In today’s regulatory environment — one in which there’s an ever-increasing demand for data — acquisition and delivery is not enough. Providers and payers need data that is enriched and activated for immediate use in clinical and payer environments. This is data that delivers insights that will positively shape the patient and provider experience, and optimize how health plans function.
Healthcare stakeholders need an expansive network and robust platform of capabilities that work together to create an exchange that drives meaningful and efficient collaboration across the ecosystem.
Beyond data delivery
Network and platform are equally important parts of this approach. Both must continue to evolve and expand to satisfy new use cases for the benefit of providers and payers with an eye towards creating a world where every U.S. resident has access to affordable healthcare.
To enable exchange to bring the most value to stakeholders, expanding the network plays a key role. The more data acquired and available, the more value delivered to users across the healthcare ecosystem.
It’s not only critical to seamlessly connect with data from the top EHRs, but to also ingest data from other sources, such as national health data networks like CommonWell and statewide health information exchanges. As a network grows in these ways, it can become a one-stop data shop for users. The neutrality, depth and breadth of the network is one piece of the puzzle that will unlock the potential of clinical data for smarter, more efficient healthcare operations.
A solid, yet flexible foundation
While a deep and increasingly broad network enables the ingestion of as much data as possible, a platform approach to activate the data and deliver meaningful insights is equally important.
As data becomes easier to access — thanks to regulations like TEFCA — simply being a data supplier is not enough.

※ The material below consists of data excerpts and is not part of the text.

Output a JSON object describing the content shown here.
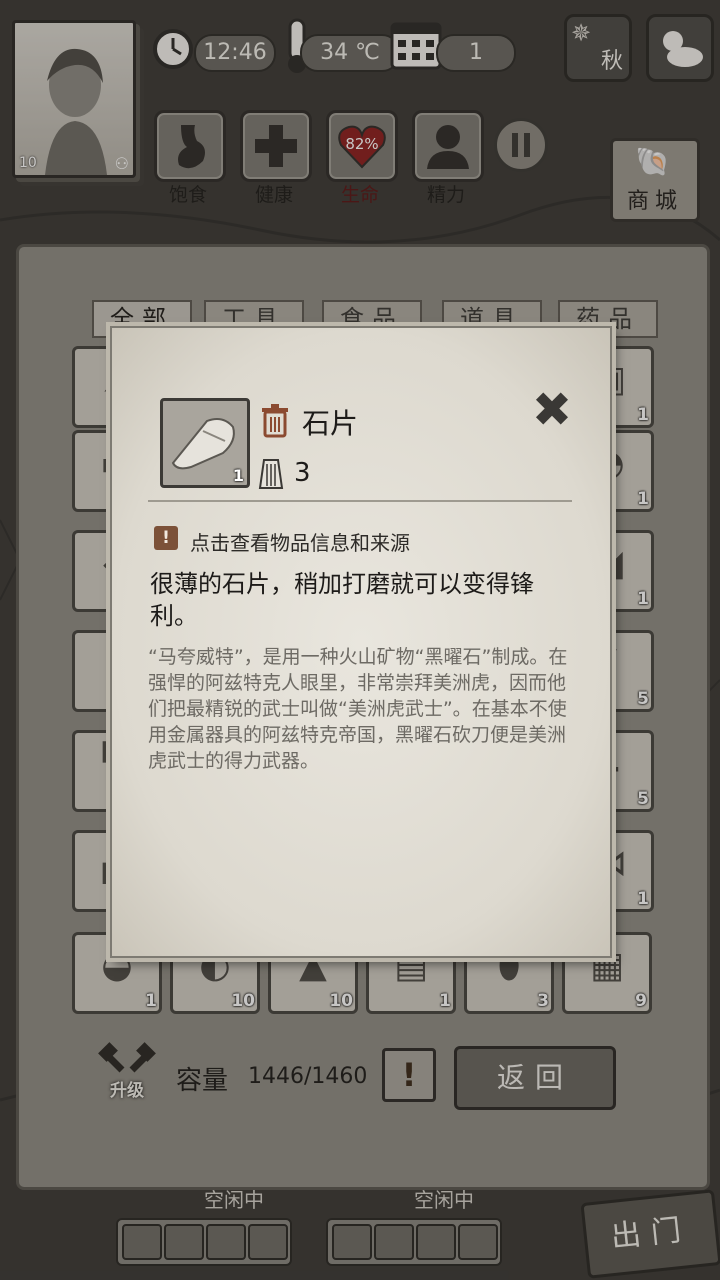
{
  "hud": {
    "time": "12:46",
    "temperature": "34 ℃",
    "day": "1",
    "season": "秋",
    "player_level": "10",
    "shop_label": "商城",
    "stats": [
      {
        "label": "饱食",
        "icon": "stomach-icon"
      },
      {
        "label": "健康",
        "icon": "health-cross-icon"
      },
      {
        "label": "生命",
        "icon": "heart-icon",
        "value": "82%"
      },
      {
        "label": "精力",
        "icon": "energy-person-icon"
      }
    ]
  },
  "inventory": {
    "tabs": [
      "全部",
      "工具",
      "食品",
      "道具",
      "药品"
    ],
    "active_tab": "全部",
    "left_column_counts": [
      "",
      "",
      "",
      "",
      "",
      ""
    ],
    "right_column_counts": [
      "1",
      "1",
      "1",
      "5",
      "5",
      "1"
    ],
    "bottom_row_counts": [
      "1",
      "10",
      "10",
      "1",
      "3",
      "9"
    ],
    "capacity_label": "容量",
    "capacity_value": "1446/1460",
    "upgrade_label": "升级",
    "warning_glyph": "!",
    "back_label": "返回"
  },
  "bottom_bar": {
    "companion_status": [
      "空闲中",
      "空闲中"
    ],
    "go_out_label": "出门"
  },
  "item_popup": {
    "name": "石片",
    "slot_count": "1",
    "weight": "3",
    "hint": "点击查看物品信息和来源",
    "description": "很薄的石片，稍加打磨就可以变得锋利。",
    "lore": "“马夸威特”，是用一种火山矿物“黑曜石”制成。在强悍的阿兹特克人眼里，非常崇拜美洲虎，因而他们把最精锐的武士叫做“美洲虎武士”。在基本不使用金属器具的阿兹特克帝国，黑曜石砍刀便是美洲虎武士的得力武器。",
    "close_glyph": "✖"
  }
}
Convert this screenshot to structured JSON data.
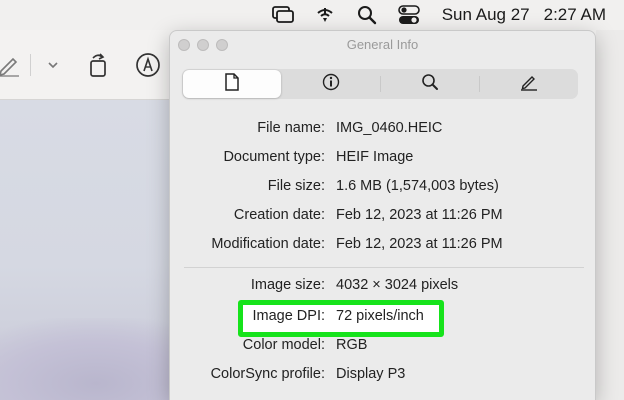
{
  "menubar": {
    "icons": [
      "screen-mirroring-icon",
      "wifi-icon",
      "spotlight-search-icon",
      "control-center-icon"
    ],
    "date": "Sun Aug 27",
    "time": "2:27 AM"
  },
  "toolbar": {
    "icons": [
      "markup-pen-icon",
      "chevron-down-icon",
      "rotate-icon",
      "annotate-icon"
    ]
  },
  "panel": {
    "title": "General Info",
    "tabs": [
      {
        "icon": "document-icon",
        "active": true
      },
      {
        "icon": "info-icon",
        "active": false
      },
      {
        "icon": "magnifier-icon",
        "active": false
      },
      {
        "icon": "pencil-icon",
        "active": false
      }
    ],
    "rows": [
      {
        "label": "File name:",
        "value": "IMG_0460.HEIC"
      },
      {
        "label": "Document type:",
        "value": "HEIF Image"
      },
      {
        "label": "File size:",
        "value": "1.6 MB (1,574,003 bytes)"
      },
      {
        "label": "Creation date:",
        "value": "Feb 12, 2023 at 11:26 PM"
      },
      {
        "label": "Modification date:",
        "value": "Feb 12, 2023 at 11:26 PM"
      },
      {
        "label": "Image size:",
        "value": "4032 × 3024 pixels"
      },
      {
        "label": "Image DPI:",
        "value": "72 pixels/inch"
      },
      {
        "label": "Color model:",
        "value": "RGB"
      },
      {
        "label": "ColorSync profile:",
        "value": "Display P3"
      }
    ]
  },
  "colors": {
    "highlight": "#16e31b",
    "panel_bg": "#ebebeb",
    "menubar_bg": "#f1f0ef"
  }
}
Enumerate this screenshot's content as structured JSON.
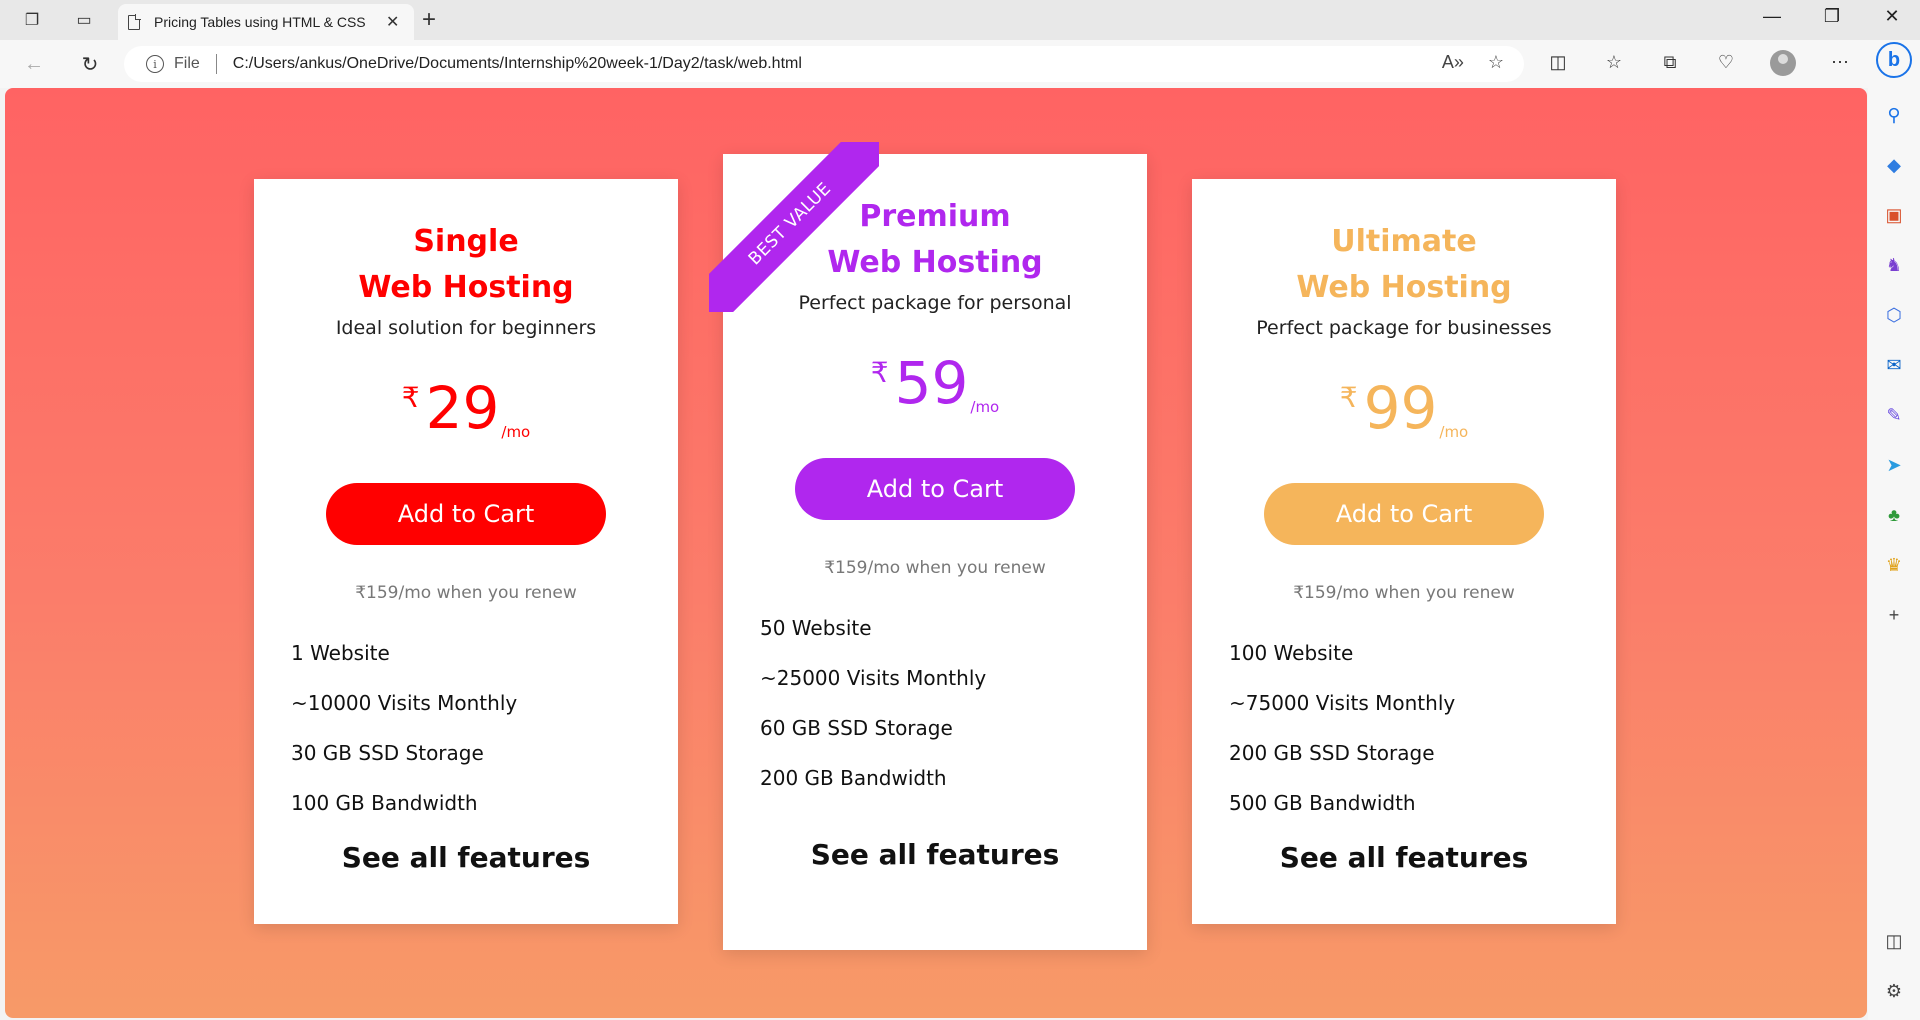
{
  "browser": {
    "tab_title": "Pricing Tables using HTML & CSS",
    "file_label": "File",
    "url": "C:/Users/ankus/OneDrive/Documents/Internship%20week-1/Day2/task/web.html"
  },
  "colors": {
    "single": "#ff0000",
    "premium": "#b027ee",
    "ultimate": "#f5b55b"
  },
  "plans": [
    {
      "name_line1": "Single",
      "name_line2": "Web Hosting",
      "subtitle": "Ideal solution for beginners",
      "currency": "₹",
      "price": "29",
      "period": "/mo",
      "button": "Add to Cart",
      "renew": "₹159/mo when you renew",
      "features": [
        "1 Website",
        "~10000 Visits Monthly",
        "30 GB SSD Storage",
        "100 GB Bandwidth"
      ],
      "more": "See all features"
    },
    {
      "ribbon": "BEST VALUE",
      "name_line1": "Premium",
      "name_line2": "Web Hosting",
      "subtitle": "Perfect package for personal",
      "currency": "₹",
      "price": "59",
      "period": "/mo",
      "button": "Add to Cart",
      "renew": "₹159/mo when you renew",
      "features": [
        "50 Website",
        "~25000 Visits Monthly",
        "60 GB SSD Storage",
        "200 GB Bandwidth"
      ],
      "more": "See all features"
    },
    {
      "name_line1": "Ultimate",
      "name_line2": "Web Hosting",
      "subtitle": "Perfect package for businesses",
      "currency": "₹",
      "price": "99",
      "period": "/mo",
      "button": "Add to Cart",
      "renew": "₹159/mo when you renew",
      "features": [
        "100 Website",
        "~75000 Visits Monthly",
        "200 GB SSD Storage",
        "500 GB Bandwidth"
      ],
      "more": "See all features"
    }
  ]
}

It’s one thing to get data; it’s entirely different to interpret and act on that data.
At its core, an effective platform acquires, manages and activates data. This means that by integrating with diverse data sources, the platform can find, regulate and consume data, refining and packaging it to the desired specifications of both the supplier and receiver. In this way, the repository of enriched data can address the growing list of healthcare use cases.
In addition, this approach offers solutions that activate data, increasing its value to solve complex healthcare problems. For example, bidirectional data exchange solutions may be able to deliver meaningful insights at the point of care. By converting data into insights, the platform helps stakeholders both interpret and take action at scale. It also enables advanced reporting and analytics for use cases, such as prospective and retrospective risk adjustment, quality, managed care and payment integrity.

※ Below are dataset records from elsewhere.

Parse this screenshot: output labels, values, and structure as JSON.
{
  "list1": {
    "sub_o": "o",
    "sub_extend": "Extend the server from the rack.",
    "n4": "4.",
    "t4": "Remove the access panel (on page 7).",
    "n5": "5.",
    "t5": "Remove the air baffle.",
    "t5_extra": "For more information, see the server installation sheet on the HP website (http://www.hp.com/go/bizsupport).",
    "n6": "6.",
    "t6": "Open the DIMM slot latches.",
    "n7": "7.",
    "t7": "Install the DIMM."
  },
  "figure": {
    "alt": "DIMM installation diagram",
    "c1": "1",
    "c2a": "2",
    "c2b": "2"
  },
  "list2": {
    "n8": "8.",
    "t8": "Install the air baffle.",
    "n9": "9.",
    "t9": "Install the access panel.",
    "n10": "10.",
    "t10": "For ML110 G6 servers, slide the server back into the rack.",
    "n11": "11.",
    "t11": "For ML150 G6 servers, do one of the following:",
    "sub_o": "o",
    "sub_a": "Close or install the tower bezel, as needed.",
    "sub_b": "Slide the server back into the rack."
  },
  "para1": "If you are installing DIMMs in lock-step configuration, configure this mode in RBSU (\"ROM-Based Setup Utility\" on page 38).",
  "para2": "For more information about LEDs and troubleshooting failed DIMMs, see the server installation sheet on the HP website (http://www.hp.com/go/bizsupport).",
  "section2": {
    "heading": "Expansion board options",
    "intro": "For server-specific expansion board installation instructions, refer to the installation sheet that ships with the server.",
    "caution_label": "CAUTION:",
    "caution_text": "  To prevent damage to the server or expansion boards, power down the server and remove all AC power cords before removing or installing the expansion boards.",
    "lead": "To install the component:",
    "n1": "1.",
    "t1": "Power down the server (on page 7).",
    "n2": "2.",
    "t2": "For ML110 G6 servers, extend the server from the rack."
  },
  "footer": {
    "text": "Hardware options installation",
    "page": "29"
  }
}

What makes an effective exchange?
There are four things that differentiate an effective exchange of data.
Neutrality. Most payers need data from providers operating on different EHRs. The exchange must connect to multiple EHRs and enable expansion of the network, so that payers can use the exchange as their one-stop-data shop — or at least vastly cut down on the number of shops they need to visit to get the data they need.
Strict access controls. Many providers are understandably hesitant to connect to platforms that take an open pipeline approach. The exchange must be privacy-minded and patient-centric. Data shared through the exchange must go through dynamic filtering logic, ensuring only the minimum necessary data is shared. You don’t have to sacrifice control for connectivity.
Flexibility to tailor solutions. The exchange must be built so that it can continue to evolve to satisfy additional use cases as users’ needs and market demands evolve.
Customer service. A good exchange must strive to exceed all customer expectations, with a focus on responsiveness and customer support. Customers should feel the relationship is more of a partnership than a vendor relationship.
Why the exchange matters
Combining both a broad network and robust platform of capabilities, the exchange can inform smarter, more streamlined healthcare. Payers can save administrative time and money, reduce provider friction, and improve clinical and financial outcomes.
Providers can increase efficiency, enable control and management of patient data and reduce the cost of care. Better served providers and payers become more efficient through the delivery of actionable insights at the point of care, ultimately improving care quality.
As an effective exchange grows, the focus must be on increasing the value and portability of data and further integrating it into clinical workflows — where it is best positioned to impact providers and their patients.
Alex Vannoni is the chief product officer at Moxe Health.